Ms Dodds initially went to the Dean of Students, Jason Last, who supported the project and put her in contact with UCD Students’ Union, who had already been distributing free period products. “There had been agreement across the university to roll this out on a university level but it hadn’t really gotten legs yet,” Dodds stated, “The library is a large enough unit that we can undertake a project on our own.” From this point, Dodds found a team of volunteers within the library who agreed to help with the restocking of products in the bathrooms, “The Dean of Students very kindly shared some of the initial costs with us in terms of the vending machines and in the library we made the commitment to purchase the stock, [...] The SU had a deal with the supplier of products, and they let us purchase using that deal, they brought the products over for us and our staff checked and restocked our bathrooms.”

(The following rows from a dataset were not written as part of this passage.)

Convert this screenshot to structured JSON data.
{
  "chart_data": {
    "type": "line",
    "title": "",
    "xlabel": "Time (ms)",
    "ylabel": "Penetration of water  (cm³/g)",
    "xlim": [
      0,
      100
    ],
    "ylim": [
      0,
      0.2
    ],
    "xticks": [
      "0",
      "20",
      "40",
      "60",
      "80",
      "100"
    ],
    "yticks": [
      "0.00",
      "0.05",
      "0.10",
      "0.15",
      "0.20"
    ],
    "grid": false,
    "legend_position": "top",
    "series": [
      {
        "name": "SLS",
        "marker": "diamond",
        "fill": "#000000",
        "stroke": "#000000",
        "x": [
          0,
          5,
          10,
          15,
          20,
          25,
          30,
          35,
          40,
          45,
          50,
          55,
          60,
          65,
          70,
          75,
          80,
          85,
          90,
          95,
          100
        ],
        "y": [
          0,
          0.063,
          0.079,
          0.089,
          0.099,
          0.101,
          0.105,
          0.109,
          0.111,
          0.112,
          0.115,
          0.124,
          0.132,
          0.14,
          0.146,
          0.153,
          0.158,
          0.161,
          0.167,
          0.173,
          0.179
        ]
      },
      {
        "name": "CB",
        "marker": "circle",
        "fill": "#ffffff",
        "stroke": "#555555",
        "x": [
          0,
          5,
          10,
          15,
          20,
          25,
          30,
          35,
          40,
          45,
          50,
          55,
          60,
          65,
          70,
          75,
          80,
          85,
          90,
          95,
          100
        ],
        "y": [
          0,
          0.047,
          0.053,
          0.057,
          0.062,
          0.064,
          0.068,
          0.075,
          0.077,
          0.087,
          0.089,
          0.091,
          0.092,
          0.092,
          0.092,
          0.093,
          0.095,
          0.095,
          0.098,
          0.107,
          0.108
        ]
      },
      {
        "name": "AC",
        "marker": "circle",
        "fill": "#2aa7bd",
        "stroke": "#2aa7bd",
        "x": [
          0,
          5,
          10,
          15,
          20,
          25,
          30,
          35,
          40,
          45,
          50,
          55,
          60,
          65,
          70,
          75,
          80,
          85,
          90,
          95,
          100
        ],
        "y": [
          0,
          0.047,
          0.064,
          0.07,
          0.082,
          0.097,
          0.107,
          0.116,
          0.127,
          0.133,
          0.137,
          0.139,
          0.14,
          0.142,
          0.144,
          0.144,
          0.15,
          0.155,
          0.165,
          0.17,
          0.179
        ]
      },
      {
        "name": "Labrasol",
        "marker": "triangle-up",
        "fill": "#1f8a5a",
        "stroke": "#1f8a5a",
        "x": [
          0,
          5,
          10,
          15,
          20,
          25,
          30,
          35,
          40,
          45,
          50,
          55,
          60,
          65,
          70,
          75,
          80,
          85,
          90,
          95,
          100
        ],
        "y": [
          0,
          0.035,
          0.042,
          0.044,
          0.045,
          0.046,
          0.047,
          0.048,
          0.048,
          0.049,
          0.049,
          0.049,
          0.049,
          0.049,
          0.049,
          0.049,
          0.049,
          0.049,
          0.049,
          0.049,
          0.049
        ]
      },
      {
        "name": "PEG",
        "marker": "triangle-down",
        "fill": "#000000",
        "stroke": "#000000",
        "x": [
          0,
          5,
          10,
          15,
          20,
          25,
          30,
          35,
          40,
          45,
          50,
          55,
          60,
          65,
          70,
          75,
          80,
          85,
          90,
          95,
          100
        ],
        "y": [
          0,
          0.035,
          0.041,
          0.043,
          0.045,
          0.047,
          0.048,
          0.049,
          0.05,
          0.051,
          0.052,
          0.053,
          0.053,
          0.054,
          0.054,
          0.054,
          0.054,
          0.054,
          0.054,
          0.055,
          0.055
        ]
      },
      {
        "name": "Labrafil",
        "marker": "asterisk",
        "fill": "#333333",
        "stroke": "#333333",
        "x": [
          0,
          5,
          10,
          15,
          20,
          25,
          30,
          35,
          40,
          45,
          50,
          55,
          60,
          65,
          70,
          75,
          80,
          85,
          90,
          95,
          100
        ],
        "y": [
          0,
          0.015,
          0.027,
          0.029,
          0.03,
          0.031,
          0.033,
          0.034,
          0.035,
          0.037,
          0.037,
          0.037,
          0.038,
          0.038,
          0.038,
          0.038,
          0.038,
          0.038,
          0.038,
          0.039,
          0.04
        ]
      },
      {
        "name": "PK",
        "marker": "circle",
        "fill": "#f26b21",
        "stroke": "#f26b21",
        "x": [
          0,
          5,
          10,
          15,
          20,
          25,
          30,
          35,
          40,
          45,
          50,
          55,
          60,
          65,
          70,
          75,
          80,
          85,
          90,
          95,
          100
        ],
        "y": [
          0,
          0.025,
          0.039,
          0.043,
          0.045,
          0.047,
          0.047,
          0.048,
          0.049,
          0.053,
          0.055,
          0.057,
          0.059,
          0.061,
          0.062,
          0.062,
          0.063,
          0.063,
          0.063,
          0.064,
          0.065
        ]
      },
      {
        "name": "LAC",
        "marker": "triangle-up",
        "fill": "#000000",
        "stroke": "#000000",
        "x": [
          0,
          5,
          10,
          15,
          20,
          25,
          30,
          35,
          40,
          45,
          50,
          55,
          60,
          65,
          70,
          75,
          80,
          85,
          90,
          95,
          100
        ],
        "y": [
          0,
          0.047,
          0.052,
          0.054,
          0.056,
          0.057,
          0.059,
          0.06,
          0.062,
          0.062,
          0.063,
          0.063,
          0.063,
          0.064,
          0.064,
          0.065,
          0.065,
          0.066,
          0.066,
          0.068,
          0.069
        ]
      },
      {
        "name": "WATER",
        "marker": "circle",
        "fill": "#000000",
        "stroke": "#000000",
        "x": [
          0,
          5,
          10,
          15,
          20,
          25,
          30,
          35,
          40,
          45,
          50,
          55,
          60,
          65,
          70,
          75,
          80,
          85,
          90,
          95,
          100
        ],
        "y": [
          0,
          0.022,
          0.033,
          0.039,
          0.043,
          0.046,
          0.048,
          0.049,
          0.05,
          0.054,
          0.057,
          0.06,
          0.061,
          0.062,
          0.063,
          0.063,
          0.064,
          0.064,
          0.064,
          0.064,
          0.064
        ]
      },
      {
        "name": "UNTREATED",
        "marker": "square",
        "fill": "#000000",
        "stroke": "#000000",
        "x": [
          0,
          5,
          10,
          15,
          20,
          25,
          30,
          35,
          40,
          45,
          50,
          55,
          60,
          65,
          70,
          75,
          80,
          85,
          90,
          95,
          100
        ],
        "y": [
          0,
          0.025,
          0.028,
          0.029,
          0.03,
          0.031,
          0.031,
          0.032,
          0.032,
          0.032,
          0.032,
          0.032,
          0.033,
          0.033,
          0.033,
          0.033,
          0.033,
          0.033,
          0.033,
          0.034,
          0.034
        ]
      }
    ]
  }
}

Dodds praised the Students’ Union team of 2021, particularly Carla Gummerson, in her role as graduate officer, and Molly Greenough, as Welfare Officer, who assisted the team in planning the execution of the scheme and making sure that the products were stocked in ladies, men’s and disability toilets. “Libraries should be as inclusive a place as possible and should serve all members of our community equally and so it just seems to fit really well with the ethos of what we do in libraries,” stated Lorna. “Once you start to provide a service like this it is really obvious it should have been there all the time.” Dodds went on to mention that as well as the campaign tackling period poverty, it also can be useful for a student who begins their period and has no products with them, “It’s obviously aimed at the poverty angle but also any student can be caught out in the library. On a very personal level, I am a mother of two teenage girls, and I am a woman as well. I have an understanding of how it’s very easy to get caught out on this sort of thing.”
“Once you start to provide a service like this it is really obvious it should have been there all the time.”
The group received a “Values in Action” award from UCD in December 2022. Dodd commented, “I’m really proud of the initiative anyway, but then to get an award for it was really lovely.” She added that colleagues from public libraries have expressed their interest in carrying out a similar scheme in their libraries. “It’s definitely going to continue, the University management team had agreed, there is kind of a public service agreement that this will be rolled out across public service buildings,[...] we just kind of went and did it, there is actually a University group looking at Period Poverty, and I got to join that group, it is now actively being rolled out across the whole campus” added Ms Dodds. “The way we were doing it in the library, it is not sustainable for library staff to be going around and refilling all the time. I was always very clear that this was a pilot and we need to find a more sustainable approach. UCD estates and the Education, Disability and Inclusions office are leading out from this and they have identified a range of heavily used buildings across campus where they are contracting a new service and the library is being included in that.”
It is clear that people are starting to pay attention to period poverty in Ireland and around the world, but what is also clear is the consequences that people within communities around the world are being forced to face daily, before something is done to tackle period poverty.